In Japan, the mumps vaccine is not administered as a part of routine immunizations. It thus has low coverage (30-40%), and as a result, mumps infections are still common. However, this is the first case of mumps-related acute encephalopathy with biphasic seizures and late reduced diffusion. This case may be representative of only a minority of patients with mumps-associated central nervous system involvement. Nevertheless, this diagnostic possibility may be considered. In order to prevent mumps-related complications, routine mumps vaccination might be warranted.
腮腺炎是一种常见的儿童病毒性疾病,其特征为发热和腮腺肿大。尽管存在一些并发症,如脑炎(0.1%),但总体预后良好。伴有双相性惊厥和后期弥散受限的急性脑病是最常见的急性脑病类型。然而,这种类型的脑病尚未见与腮腺炎感染相关的报道。
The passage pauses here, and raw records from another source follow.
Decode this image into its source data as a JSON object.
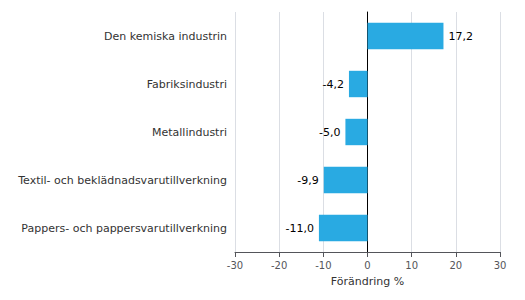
{
  "chart_data": {
    "type": "bar",
    "orientation": "horizontal",
    "categories": [
      "Den kemiska industrin",
      "Fabriksindustri",
      "Metallindustri",
      "Textil- och beklädnadsvarutillverkning",
      "Pappers- och pappersvarutillverkning"
    ],
    "values": [
      17.2,
      -4.2,
      -5.0,
      -9.9,
      -11.0
    ],
    "value_labels": [
      "17,2",
      "-4,2",
      "-5,0",
      "-9,9",
      "-11,0"
    ],
    "data_labels": true,
    "color": "#29aae2",
    "xlabel": "Förändring %",
    "xlim": [
      -30,
      30
    ],
    "xticks": [
      -30,
      -20,
      -10,
      0,
      10,
      20,
      30
    ],
    "grid": true
  }
}
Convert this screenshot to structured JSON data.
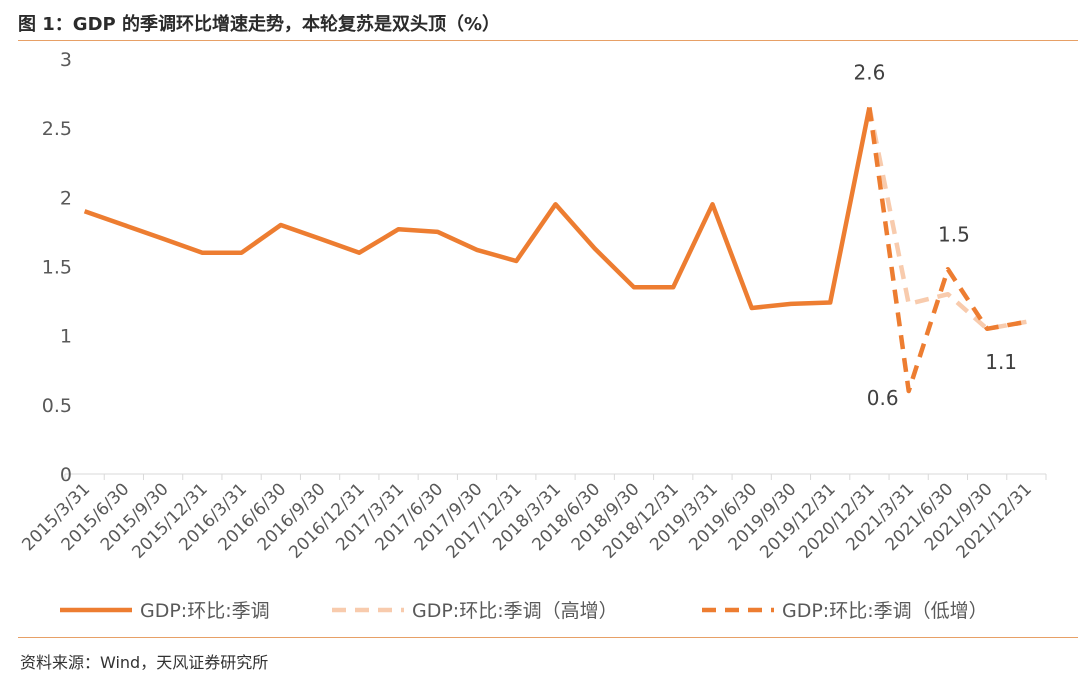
{
  "header": {
    "title": "图 1：GDP 的季调环比增速走势，本轮复苏是双头顶（%）"
  },
  "source": {
    "text": "资料来源：Wind，天风证券研究所"
  },
  "chart_data": {
    "type": "line",
    "title": "图 1：GDP 的季调环比增速走势，本轮复苏是双头顶（%）",
    "xlabel": "",
    "ylabel": "",
    "ylim": [
      0,
      3
    ],
    "yticks": [
      "0",
      "0.5",
      "1",
      "1.5",
      "2",
      "2.5",
      "3"
    ],
    "grid": false,
    "legend_position": "bottom",
    "categories": [
      "2015/3/31",
      "2015/6/30",
      "2015/9/30",
      "2015/12/31",
      "2016/3/31",
      "2016/6/30",
      "2016/9/30",
      "2016/12/31",
      "2017/3/31",
      "2017/6/30",
      "2017/9/30",
      "2017/12/31",
      "2018/3/31",
      "2018/6/30",
      "2018/9/30",
      "2018/12/31",
      "2019/3/31",
      "2019/6/30",
      "2019/9/30",
      "2019/12/31",
      "2020/12/31",
      "2021/3/31",
      "2021/6/30",
      "2021/9/30",
      "2021/12/31"
    ],
    "series": [
      {
        "name": "GDP:环比:季调",
        "color": "#ED7D31",
        "style": "solid",
        "values": [
          1.9,
          1.8,
          1.7,
          1.6,
          1.6,
          1.8,
          1.7,
          1.6,
          1.77,
          1.75,
          1.62,
          1.54,
          1.95,
          1.63,
          1.35,
          1.35,
          1.95,
          1.2,
          1.23,
          1.24,
          2.65,
          null,
          null,
          null,
          null
        ]
      },
      {
        "name": "GDP:环比:季调（高增）",
        "color": "#F8CBAD",
        "style": "dashed",
        "values": [
          null,
          null,
          null,
          null,
          null,
          null,
          null,
          null,
          null,
          null,
          null,
          null,
          null,
          null,
          null,
          null,
          null,
          null,
          null,
          null,
          2.65,
          1.23,
          1.3,
          1.05,
          1.1
        ]
      },
      {
        "name": "GDP:环比:季调（低增）",
        "color": "#ED7D31",
        "style": "dashed",
        "values": [
          null,
          null,
          null,
          null,
          null,
          null,
          null,
          null,
          null,
          null,
          null,
          null,
          null,
          null,
          null,
          null,
          null,
          null,
          null,
          null,
          2.65,
          0.6,
          1.48,
          1.05,
          1.1
        ]
      }
    ],
    "annotations": [
      {
        "text": "2.6",
        "x": "2020/12/31",
        "y": 2.65
      },
      {
        "text": "0.6",
        "x": "2021/3/31",
        "y": 0.6
      },
      {
        "text": "1.5",
        "x": "2021/6/30",
        "y": 1.48
      },
      {
        "text": "1.1",
        "x": "2021/9/30",
        "y": 1.05
      }
    ]
  }
}
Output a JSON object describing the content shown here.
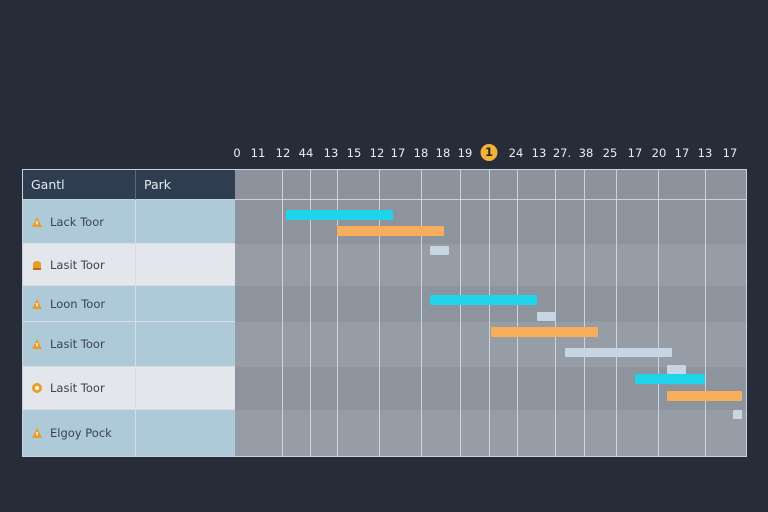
{
  "timeline": {
    "ticks": [
      "0",
      "11",
      "12",
      "44",
      "13",
      "15",
      "12",
      "17",
      "18",
      "18",
      "19",
      "1",
      "24",
      "13",
      "27.",
      "38",
      "25",
      "17",
      "20",
      "17",
      "13",
      "17"
    ],
    "highlight_index": 11
  },
  "header": {
    "col1_label": "Gantl",
    "col2_label": "Park"
  },
  "rows": [
    {
      "label": "Lack Toor",
      "icon": "warning-cone-icon"
    },
    {
      "label": "Lasit Toor",
      "icon": "lamp-icon"
    },
    {
      "label": "Loon Toor",
      "icon": "warning-cone-icon"
    },
    {
      "label": "Lasit Toor",
      "icon": "warning-cone-icon"
    },
    {
      "label": "Lasit Toor",
      "icon": "circle-badge-icon"
    },
    {
      "label": "Elgoy Pock",
      "icon": "warning-cone-icon"
    }
  ],
  "colors": {
    "cyan": "#1fd3ea",
    "orange": "#f6ad5c",
    "pale": "#c7d6e2",
    "icon": "#e99b2b"
  },
  "bars": [
    {
      "color": "cyan",
      "start": 1.1,
      "end": 3.4
    },
    {
      "color": "orange",
      "start": 2.2,
      "end": 4.5
    },
    {
      "color": "pale",
      "start": 4.2,
      "end": 4.6
    },
    {
      "color": "cyan",
      "start": 4.2,
      "end": 6.5
    },
    {
      "color": "pale",
      "start": 6.5,
      "end": 6.9
    },
    {
      "color": "orange",
      "start": 5.5,
      "end": 7.8
    },
    {
      "color": "pale",
      "start": 7.1,
      "end": 9.4
    },
    {
      "color": "pale",
      "start": 9.3,
      "end": 9.7
    },
    {
      "color": "cyan",
      "start": 8.6,
      "end": 10.1
    },
    {
      "color": "orange",
      "start": 9.3,
      "end": 10.9
    },
    {
      "color": "pale",
      "start": 10.7,
      "end": 10.9
    }
  ]
}
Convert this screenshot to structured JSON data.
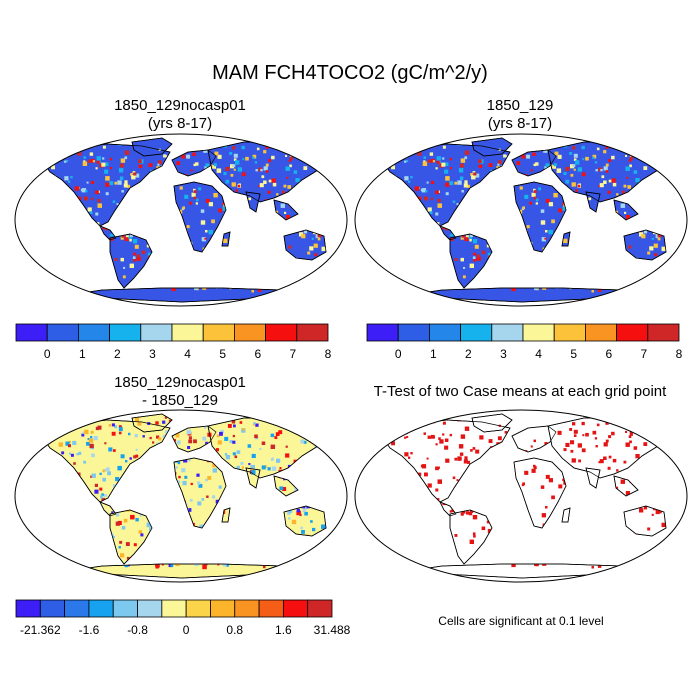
{
  "title": "MAM FCH4TOCO2 (gC/m^2/y)",
  "panels": [
    {
      "id": "case1",
      "title_line1": "1850_129nocasp01",
      "title_line2": "(yrs 8-17)"
    },
    {
      "id": "case2",
      "title_line1": "1850_129",
      "title_line2": "(yrs 8-17)"
    },
    {
      "id": "diff",
      "title_line1": "1850_129nocasp01",
      "title_line2": "- 1850_129"
    },
    {
      "id": "ttest",
      "title_line1": "T-Test of two Case means at each grid point",
      "title_line2": ""
    }
  ],
  "colorbar_abs": {
    "colors": [
      "#3d1ef7",
      "#2f5ee6",
      "#2486e8",
      "#16b2ee",
      "#a6d6ee",
      "#fbf698",
      "#fcc33a",
      "#f99321",
      "#f50f0f",
      "#cf2727"
    ],
    "labels": [
      "0",
      "1",
      "2",
      "3",
      "4",
      "5",
      "6",
      "7",
      "8"
    ]
  },
  "colorbar_diff": {
    "colors": [
      "#3d1ef7",
      "#2f5ee6",
      "#2a78e9",
      "#16a2ee",
      "#7cc8ee",
      "#a6d6ee",
      "#fbf698",
      "#fcd44a",
      "#fcb52a",
      "#f99321",
      "#f55e17",
      "#f50f0f",
      "#cf2727"
    ],
    "labels": [
      "-21.362",
      "-1.6",
      "-0.8",
      "0",
      "0.8",
      "1.6",
      "31.488"
    ]
  },
  "ttest_note": "Cells are significant at 0.1 level",
  "map_colors": {
    "case_base": "#3856e6",
    "diff_base": "#fbf698",
    "ttest_sig": "#e41414"
  }
}
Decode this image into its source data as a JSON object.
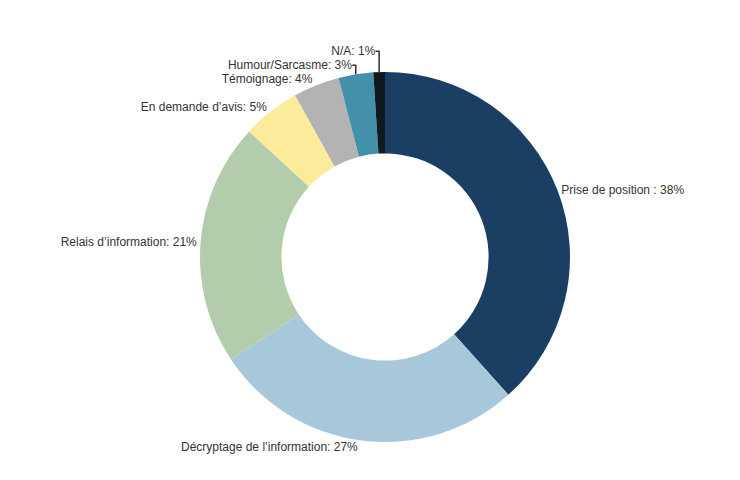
{
  "chart_data": {
    "type": "pie",
    "categories": [
      "Prise de position : 38%",
      "Décryptage de l’information: 27%",
      "Relais d’information: 21%",
      "En demande d’avis: 5%",
      "Témoignage: 4%",
      "Humour/Sarcasme: 3%",
      "N/A: 1%"
    ],
    "values": [
      38,
      27,
      21,
      5,
      4,
      3,
      1
    ],
    "colors": [
      "#1b3f63",
      "#a6c8da",
      "#b3ccab",
      "#fdeb9c",
      "#b3b3b3",
      "#4390aa",
      "#101820"
    ],
    "data_labels": true
  }
}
一名此前健康的3岁日本男孩在发热3天后出现短暂惊厥,随后出现意识障碍和腮腺炎。几天后,他再次出现短暂惊厥并入院。血清淀粉酶水平升高及抗腮腺炎免疫球蛋白M抗体阳性确诊为腮腺炎。患者在入院当天晚些时候又出现一次短暂惊厥。他没有癫痫持续状态或成串发作,尽管其惊厥的双相性、惊厥间期的意识障碍、脑脊液中无细胞增多以及脑磁共振成像结果与伴有双相性惊厥和后期弥散受限的急性脑病相符。
在日本,腮腺炎疫苗并非常规免疫接种的一部分。因此其接种覆盖率较低(30 - 40%),结果腮腺炎感染仍然很常见。然而,这是首例与腮腺炎相关的伴有双相性惊厥和后期弥散受限的急性脑病病例。该病例可能仅代表少数患有腮腺炎相关中枢神经系统受累的患者。尽管如此,仍可考虑这种诊断可能性。为预防与腮腺炎相关的并发症,可能有必要进行常规腮腺炎疫苗接种。